School of Computer Science, Carnegie Mellon University
PhD Thesis, CMU-CS-98-108, February 1998.
Physical domains are notoriously hard to model completely and correctly. Robotics researchers have developed learning algorithms to successfully tune operational parameters. Instead of improving low-level actuator control, our work focusses instead at the planning stages of the system. The thesis provides techniques to directly process execution experience, and to learn to improve planning and execution performance.
ROGUE accepts multiple, asynchronous task requests, and interleaves task planning with real-world robot execution. This dissertation describes how ROGUE prioritizes tasks, suspends and interrupts tasks, and opportunistically achieves compatible tasks. We present how ROGUE interleaves planning and execution to accomplish its tasks, monitoring and compensating for failure and changes in the environment.
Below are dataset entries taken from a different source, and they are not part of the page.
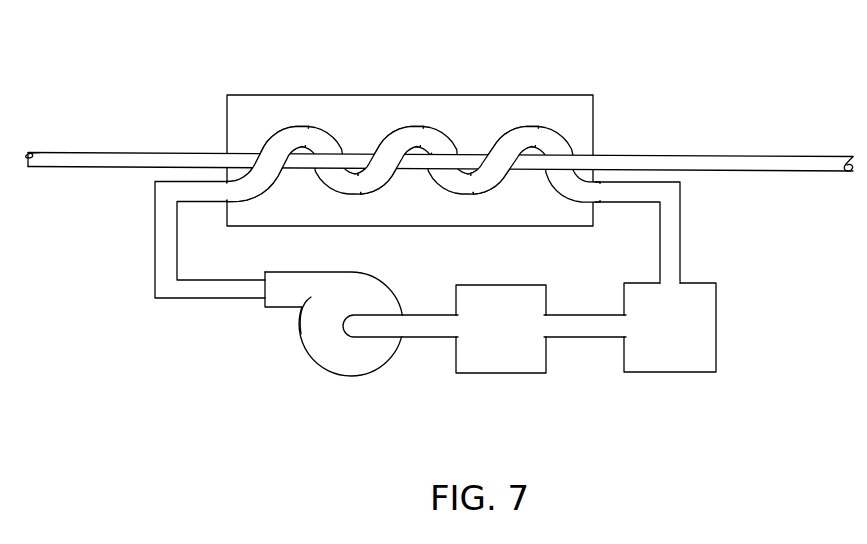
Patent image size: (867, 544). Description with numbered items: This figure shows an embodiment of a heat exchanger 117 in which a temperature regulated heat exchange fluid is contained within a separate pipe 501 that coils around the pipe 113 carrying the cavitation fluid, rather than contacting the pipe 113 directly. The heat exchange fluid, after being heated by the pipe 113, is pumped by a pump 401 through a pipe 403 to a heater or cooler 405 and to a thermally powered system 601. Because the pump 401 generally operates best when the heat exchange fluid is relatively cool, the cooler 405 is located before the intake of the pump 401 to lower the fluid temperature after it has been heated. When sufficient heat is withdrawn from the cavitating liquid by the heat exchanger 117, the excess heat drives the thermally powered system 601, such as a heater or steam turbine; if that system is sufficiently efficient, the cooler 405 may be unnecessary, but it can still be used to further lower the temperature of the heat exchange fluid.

The pipe 113 is at (697, 156).
The heat exchanger 117 is at (439, 213).
The separate pipe 501 is at (418, 126).
The pipe 403 is at (155, 237).
The pump 401 is at (338, 377).
The heater or cooler 405 is at (523, 373).
The thermally powered system 601 is at (657, 373).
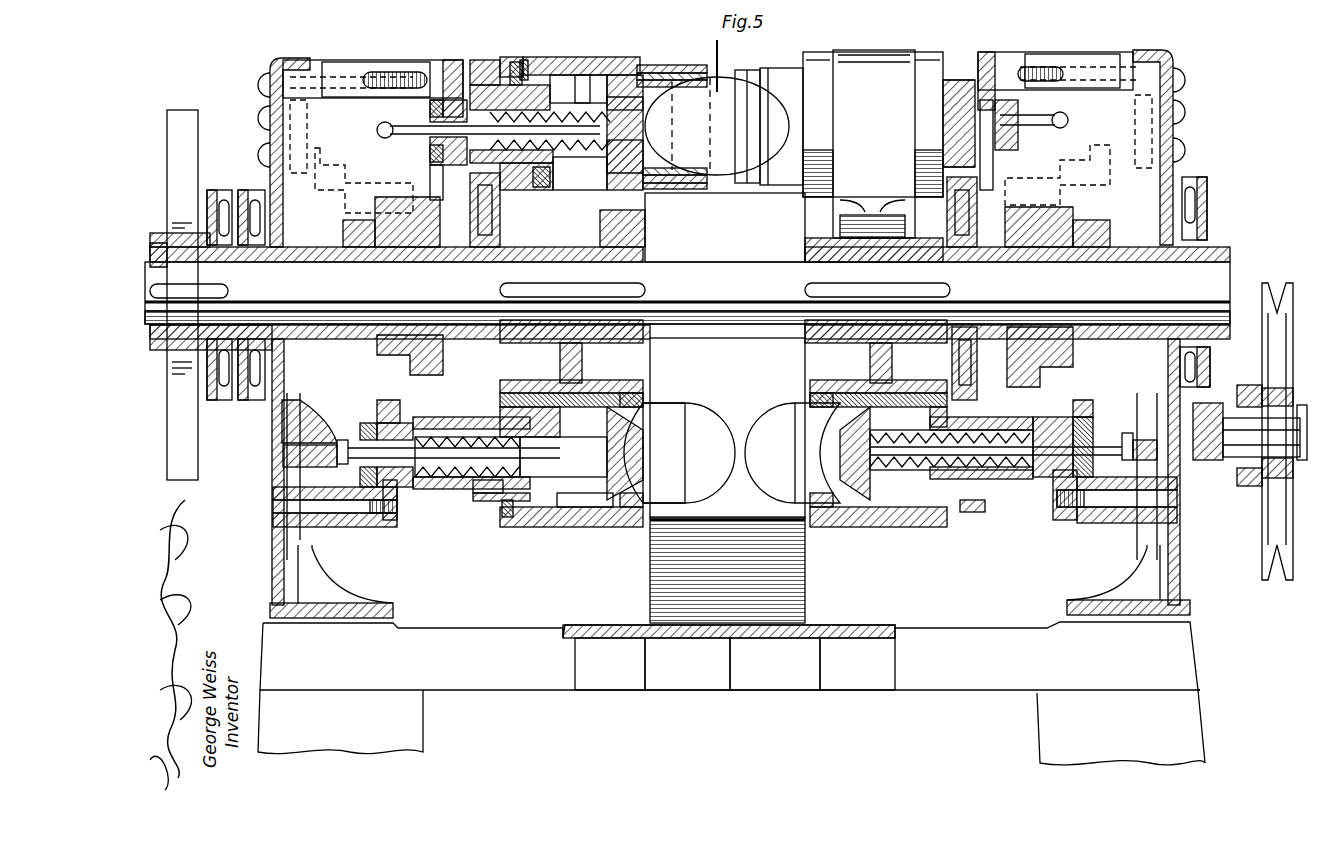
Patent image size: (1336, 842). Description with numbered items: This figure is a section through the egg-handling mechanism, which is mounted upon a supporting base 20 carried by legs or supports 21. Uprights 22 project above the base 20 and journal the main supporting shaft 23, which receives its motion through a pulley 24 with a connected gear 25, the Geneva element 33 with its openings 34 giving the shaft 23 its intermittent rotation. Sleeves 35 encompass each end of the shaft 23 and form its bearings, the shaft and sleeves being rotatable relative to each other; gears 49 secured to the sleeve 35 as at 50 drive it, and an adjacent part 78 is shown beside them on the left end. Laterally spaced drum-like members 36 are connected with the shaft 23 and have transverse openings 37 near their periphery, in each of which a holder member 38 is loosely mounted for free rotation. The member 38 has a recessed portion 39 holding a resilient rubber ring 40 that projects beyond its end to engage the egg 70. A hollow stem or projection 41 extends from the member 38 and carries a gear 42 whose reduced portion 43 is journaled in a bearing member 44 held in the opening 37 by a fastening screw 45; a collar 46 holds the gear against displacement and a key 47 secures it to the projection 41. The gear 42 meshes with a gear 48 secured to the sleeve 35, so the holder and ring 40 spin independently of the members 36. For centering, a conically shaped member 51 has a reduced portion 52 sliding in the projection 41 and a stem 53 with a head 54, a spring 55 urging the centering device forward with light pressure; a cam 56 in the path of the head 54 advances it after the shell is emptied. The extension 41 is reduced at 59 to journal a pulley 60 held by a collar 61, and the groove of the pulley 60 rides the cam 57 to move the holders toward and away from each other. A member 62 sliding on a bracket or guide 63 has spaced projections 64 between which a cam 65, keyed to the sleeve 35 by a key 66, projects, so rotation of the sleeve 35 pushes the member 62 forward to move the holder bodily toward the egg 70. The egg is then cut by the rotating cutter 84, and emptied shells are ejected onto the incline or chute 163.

The supporting base 20 is at (975, 626).
The legs or supports 21 is at (415, 730).
The uprights 22 is at (268, 132).
The shaft 23 is at (742, 266).
The pulley 24 is at (1289, 431).
The gear 25 is at (1250, 462).
The Geneva element 33 is at (163, 250).
The openings 34 is at (170, 142).
The sleeves 35 is at (375, 258).
The laterally spaced members 36 is at (632, 240).
The openings 37 is at (597, 52).
The member 38 is at (640, 63).
The recessed portion 39 is at (660, 72).
The ring 40 is at (685, 78).
The stem or projection 41 is at (1060, 410).
The gear 42 is at (480, 84).
The reduced portion 43 is at (520, 62).
The bearing member 44 is at (490, 62).
The fastening screw 45 is at (524, 60).
The collar 46 is at (552, 60).
The key 47 is at (575, 170).
The gear 48 is at (490, 222).
The gears 49 is at (250, 195).
The securing point 50 is at (690, 301).
The conically shaped member 51 is at (655, 122).
The reduced portion 52 is at (786, 299).
The stem 53 is at (412, 135).
The head 54 is at (380, 125).
The spring 55 is at (1040, 408).
The cam 56 is at (320, 425).
The cam 57 is at (450, 62).
The reduced portion 59 is at (428, 118).
The pulley 60 is at (398, 420).
The collar 61 is at (435, 98).
The member 62 is at (714, 169).
The bracket or guide 63 is at (308, 128).
The spaced projections 64 is at (1040, 207).
The cam 65 is at (432, 226).
The key 66 is at (445, 282).
The egg 70 is at (715, 180).
The collar 78 is at (220, 402).
The rotating cutter 84 is at (732, 64).
The incline or chute 163 is at (806, 574).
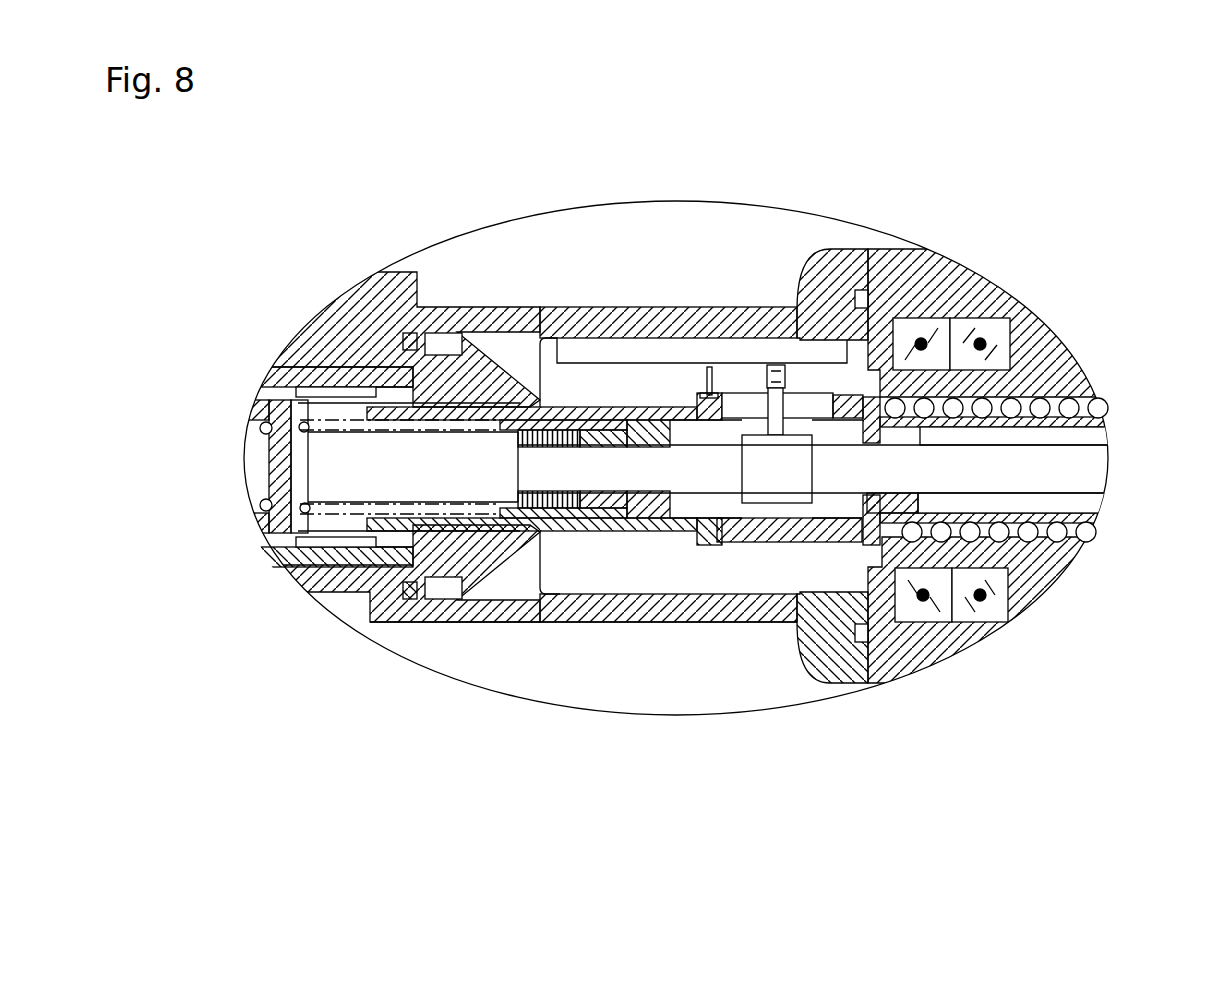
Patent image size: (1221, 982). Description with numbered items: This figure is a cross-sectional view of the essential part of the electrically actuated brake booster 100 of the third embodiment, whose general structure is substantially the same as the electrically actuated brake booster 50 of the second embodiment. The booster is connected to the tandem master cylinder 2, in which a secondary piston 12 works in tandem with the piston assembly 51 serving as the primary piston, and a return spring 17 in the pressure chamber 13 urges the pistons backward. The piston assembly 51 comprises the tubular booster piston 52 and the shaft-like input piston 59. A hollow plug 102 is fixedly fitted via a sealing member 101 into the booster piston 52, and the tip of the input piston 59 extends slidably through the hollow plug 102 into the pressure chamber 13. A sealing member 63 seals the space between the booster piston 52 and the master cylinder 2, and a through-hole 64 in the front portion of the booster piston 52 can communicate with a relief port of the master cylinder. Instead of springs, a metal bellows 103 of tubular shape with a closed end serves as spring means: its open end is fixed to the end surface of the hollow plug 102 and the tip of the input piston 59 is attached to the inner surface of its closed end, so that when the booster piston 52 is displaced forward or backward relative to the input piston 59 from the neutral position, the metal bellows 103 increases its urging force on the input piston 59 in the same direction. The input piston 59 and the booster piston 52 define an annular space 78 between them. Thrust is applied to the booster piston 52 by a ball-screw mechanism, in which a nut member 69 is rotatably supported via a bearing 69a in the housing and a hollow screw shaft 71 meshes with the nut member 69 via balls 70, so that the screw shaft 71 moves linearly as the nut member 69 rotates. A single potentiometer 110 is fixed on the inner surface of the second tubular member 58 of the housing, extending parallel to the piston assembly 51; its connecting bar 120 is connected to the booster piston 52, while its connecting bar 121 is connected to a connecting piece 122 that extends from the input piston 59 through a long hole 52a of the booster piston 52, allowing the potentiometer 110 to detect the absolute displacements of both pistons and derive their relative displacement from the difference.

ROGUE analyzes execution experience to detect patterns in the environment that affect plan quality. ROGUE extracts learning opportunities from massive, continual, probabilistic execution traces. ROGUE then correlates these learning opportunities with environmental features, thus detecting patterns in the form of situation-dependent rules. We present the development and use of these rules for two very different planners: the path planner and the task planner. We present empirical data to show the effectiveness of ROGUE's novel learning approach.
Our learning approach is applicable for any planner operating in any physical domain. Our empirical results show that situation-dependent rules effectively improve the planner's model of the environment, thus allowing the planner to predict and avoid failures, to respond to a changing environment, and to create plans that are tailored to the real world. Physical systems should adapt to changing situations and absorb any information that will improve their performance.